Она заняла свое место за столом защиты, а Оливер все еще стоял в нескольких шагах от этого стола, когда к нему подошел Харвестер. Когда он не выступал перед присяжными, то в обычном общении выражение его лица было вполне благожелательным. Если б Рэтбоун не знал Эшли, то принял бы его за человека миролюбивого и доброго, несмотря на суровость черт, которые можно было бы посчитать капризом природы.
– Доброе утро, – ответил адвокат Зоры и заставил себя улыбнуться. – Ведь дело еще не закончено.
– Да, не закончено. – Харвестер покачал головой и тоже улыбнулся. – Я угощу вас самым роскошным ужином, какой только можно представить себе в ресторанах Лондона, когда все это закончится. Что заставило вас, черт побери, взяться за это дело?
С этими словами он отошел и сел на свое место. Минуту спустя появилась Гизела в новом траурном наряде, столь же изысканном, что и вчерашний, только теперь изящное черное платье было отделано мехом у ворота и на запястьях. Принцесса так и не взглянула в сторону Зоры, и казалось, что она даже не подозревает о ее присутствии. Лицо у нее было непроницаемым.
По губам графини фон Рюстов пробежала улыбка, которая тут же исчезла.
Судья, потребовав тишины, открыл заседание суда.
Харвестер встал и пригласил очередного свидетеля. Это была графиня Эвелина фон Зейдлиц. Она легко и грациозно заняла свое место, шумя серыми, отороченными черным, юбками. Ей удалось быть печальной, чтобы ее вид соответствовал происходящему, но не совсем в трауре, и по-прежнему женственно прелестной. Этой даме стоило немалого труда казаться скромной и вместе с тем произвести впечатление и не остаться незамеченной.
Рэтбоун тут же отметил, что она хороша собой, а вскоре понял, что его мнение разделяют и присяжные. Он прочел это на их лицах, увидев, как они ловят каждое ее слово и, конечно, верят ей.
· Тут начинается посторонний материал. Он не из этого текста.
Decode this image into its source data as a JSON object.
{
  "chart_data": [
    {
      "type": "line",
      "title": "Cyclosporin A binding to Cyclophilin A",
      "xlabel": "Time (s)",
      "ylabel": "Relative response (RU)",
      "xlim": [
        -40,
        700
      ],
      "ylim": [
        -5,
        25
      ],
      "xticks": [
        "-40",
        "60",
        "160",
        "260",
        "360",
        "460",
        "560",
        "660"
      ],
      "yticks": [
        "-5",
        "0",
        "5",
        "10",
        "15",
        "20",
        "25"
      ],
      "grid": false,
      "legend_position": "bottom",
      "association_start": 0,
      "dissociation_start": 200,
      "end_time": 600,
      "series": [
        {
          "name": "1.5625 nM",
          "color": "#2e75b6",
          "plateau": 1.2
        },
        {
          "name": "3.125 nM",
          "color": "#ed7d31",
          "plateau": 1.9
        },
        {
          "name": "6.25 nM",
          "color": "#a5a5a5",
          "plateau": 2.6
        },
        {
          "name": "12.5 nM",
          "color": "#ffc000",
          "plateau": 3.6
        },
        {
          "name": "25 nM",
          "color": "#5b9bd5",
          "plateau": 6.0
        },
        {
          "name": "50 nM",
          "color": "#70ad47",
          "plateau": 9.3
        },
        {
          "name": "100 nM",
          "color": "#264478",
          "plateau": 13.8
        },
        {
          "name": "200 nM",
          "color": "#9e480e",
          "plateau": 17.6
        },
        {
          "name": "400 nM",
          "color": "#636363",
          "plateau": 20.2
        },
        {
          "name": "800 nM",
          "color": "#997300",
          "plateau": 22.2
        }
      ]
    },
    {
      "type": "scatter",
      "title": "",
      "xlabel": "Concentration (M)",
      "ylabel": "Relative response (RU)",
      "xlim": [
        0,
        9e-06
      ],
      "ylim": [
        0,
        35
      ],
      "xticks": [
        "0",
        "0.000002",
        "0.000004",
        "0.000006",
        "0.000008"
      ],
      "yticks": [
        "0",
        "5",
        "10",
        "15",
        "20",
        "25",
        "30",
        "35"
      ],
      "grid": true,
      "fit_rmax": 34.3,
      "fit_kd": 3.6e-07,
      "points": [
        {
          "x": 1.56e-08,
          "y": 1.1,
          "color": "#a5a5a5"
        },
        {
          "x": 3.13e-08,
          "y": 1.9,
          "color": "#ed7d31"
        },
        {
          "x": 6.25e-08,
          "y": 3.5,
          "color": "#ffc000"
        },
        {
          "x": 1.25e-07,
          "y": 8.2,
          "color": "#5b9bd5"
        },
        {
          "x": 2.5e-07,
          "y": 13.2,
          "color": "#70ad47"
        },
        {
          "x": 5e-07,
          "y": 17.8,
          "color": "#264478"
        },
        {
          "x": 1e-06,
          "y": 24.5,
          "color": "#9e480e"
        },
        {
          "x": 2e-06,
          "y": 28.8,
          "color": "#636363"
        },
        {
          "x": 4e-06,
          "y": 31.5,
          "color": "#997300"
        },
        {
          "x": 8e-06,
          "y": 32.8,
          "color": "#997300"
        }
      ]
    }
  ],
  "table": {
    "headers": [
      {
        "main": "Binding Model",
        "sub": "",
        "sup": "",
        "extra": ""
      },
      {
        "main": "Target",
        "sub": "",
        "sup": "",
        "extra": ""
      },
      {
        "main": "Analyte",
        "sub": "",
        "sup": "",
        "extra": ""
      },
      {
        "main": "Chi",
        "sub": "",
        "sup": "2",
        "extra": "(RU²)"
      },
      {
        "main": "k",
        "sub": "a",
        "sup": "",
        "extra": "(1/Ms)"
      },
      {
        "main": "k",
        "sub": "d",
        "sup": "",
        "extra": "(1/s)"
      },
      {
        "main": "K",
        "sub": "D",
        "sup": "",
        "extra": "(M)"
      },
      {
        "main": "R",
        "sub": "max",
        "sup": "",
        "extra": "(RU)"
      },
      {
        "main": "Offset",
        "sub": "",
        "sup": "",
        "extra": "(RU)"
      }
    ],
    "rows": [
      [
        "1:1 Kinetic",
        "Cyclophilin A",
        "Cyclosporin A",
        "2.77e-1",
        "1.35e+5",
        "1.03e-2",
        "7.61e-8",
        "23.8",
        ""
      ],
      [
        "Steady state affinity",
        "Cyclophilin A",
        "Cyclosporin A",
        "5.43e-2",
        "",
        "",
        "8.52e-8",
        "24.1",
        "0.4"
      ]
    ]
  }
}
Эвелина рассказала суду о том, как в Венеции и Фельцбурге до нее впервые дошли слухи об обвинении графини фон Рюстов.
Харвестера не слишком интересовало, что об этом говорили в Венеции, и он уточнил лишь два факта: поверил ли кто-нибудь в этот слух, или же тот был принят как абсурдный. Затем Эшли быстро перешел к вопросам о том, как к этому отнеслись в герцогстве Фельцбургском.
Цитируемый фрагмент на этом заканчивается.